Post Producer credits include:
The Masters Wait: Rory McIlroy (Amazon / Everyone Else)
Earnhardt (Amazon / Imagine Documentaries)
In the Arena: Serena Williams (ESPN+ / Hulu)
Goliath (Paramount / Showtime Sports)
They Call Me Magic (Apple TV+)
His short-form work includes Two Distant Strangers, which won the Academy Award® for Best Live Action Short (Netflix / Dirty Robber), and Create What’s True To You, a Billie Eilish–focused Adobe campaign that received a Clio Music Silver Award, where he served as VFX Producer for Drive Studios.
Earlier in his career, Eric worked on set as a Key Grip and Dolly Grip, collaborating with filmmakers and cinematographers including Julian Schnabel, Abel Ferrara, Tom DiCillo, Julien Temple, Hal Hartley, Nancy Savoca, Harris Savides, Nancy Schreiber, Bobby Bukowski, Frank Prinzi, Toshiaki Ozawa, Frank D. DeMarco, and Robert D. Yeoman. That foundation continues to inform his approach to finishing and visual problem-solving across post-production.
DIEGO ALEX BORHELLO
Senior Colorist
A Senior Colorist with over 20 years of experience in feature films, television, commercials, and documentary storytelling.
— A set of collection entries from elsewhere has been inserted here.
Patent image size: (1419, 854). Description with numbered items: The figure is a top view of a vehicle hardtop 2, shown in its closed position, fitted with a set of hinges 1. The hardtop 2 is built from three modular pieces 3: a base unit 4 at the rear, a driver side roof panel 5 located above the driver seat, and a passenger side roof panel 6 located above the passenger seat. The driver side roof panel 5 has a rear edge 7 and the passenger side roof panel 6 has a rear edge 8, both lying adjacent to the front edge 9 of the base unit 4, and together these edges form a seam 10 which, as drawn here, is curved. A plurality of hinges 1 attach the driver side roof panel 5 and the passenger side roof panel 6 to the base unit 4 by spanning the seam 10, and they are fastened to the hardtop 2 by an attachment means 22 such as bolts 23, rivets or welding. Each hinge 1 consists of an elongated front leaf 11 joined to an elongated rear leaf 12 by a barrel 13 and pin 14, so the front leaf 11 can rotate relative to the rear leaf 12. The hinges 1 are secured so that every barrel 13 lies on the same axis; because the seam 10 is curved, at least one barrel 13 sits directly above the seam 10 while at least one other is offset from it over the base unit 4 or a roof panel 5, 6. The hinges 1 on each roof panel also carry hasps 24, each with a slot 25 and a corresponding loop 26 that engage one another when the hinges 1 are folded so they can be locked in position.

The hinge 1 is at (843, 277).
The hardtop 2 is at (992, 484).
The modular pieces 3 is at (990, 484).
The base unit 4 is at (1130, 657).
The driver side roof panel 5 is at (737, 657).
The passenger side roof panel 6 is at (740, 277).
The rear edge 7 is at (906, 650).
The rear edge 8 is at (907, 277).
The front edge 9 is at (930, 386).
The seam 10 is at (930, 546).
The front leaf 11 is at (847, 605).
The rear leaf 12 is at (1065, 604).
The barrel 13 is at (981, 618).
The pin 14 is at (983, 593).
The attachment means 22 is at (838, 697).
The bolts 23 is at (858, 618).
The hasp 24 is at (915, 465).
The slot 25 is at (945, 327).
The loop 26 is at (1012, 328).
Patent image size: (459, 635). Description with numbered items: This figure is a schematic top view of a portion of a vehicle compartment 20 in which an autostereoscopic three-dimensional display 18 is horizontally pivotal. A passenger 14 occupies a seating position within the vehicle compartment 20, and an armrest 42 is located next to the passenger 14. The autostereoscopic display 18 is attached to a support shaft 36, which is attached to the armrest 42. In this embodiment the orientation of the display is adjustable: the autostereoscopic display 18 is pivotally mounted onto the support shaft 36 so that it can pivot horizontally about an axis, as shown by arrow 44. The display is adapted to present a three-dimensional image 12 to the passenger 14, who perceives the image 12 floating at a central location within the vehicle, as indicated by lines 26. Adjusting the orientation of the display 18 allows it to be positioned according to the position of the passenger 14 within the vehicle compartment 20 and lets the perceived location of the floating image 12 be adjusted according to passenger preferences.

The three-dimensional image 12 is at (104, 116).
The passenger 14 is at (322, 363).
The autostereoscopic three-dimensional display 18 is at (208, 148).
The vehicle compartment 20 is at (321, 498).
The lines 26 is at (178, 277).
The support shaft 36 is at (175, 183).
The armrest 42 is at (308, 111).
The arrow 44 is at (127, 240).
He began his career in post-production as an online editor before transitioning into color grading, where a lifelong fascination with image control and perception, first explored as a child experimenting with television settings, became a professional craft.
His work collaborating with filmmakers spans a wide range of narrative and comedic features, documentaries, and streaming content.
DI Colorist credits include:
Heist (Netflix, directed by Derek Doneen)
Four Good Days (Indigenous Media, directed by Rodrigo García)
Have a Good Trip (Netflix, directed by Donick Cary)
Three Christs (IFC Films, directed by Jon Avnet)
Inherit the Viper (Lionsgate, directed by Anthony Jerjen)
Royalties (Roku, directed by Amy Heckerling)
Eddie Griffin: Undeniable (Showtime, directed by Gobi Rahimi)
Alongside narrative work, Diego also brings extensive experience in film remastering and restoration, giving him a deep technical understanding of both contemporary digital pipelines and photochemical source material. His approach to color is grounded in balancing the technical demands of exhibition—whether theatrical, broadcast, or streaming—with the emotional intent of the story, always in close collaboration with directors and cinematographers.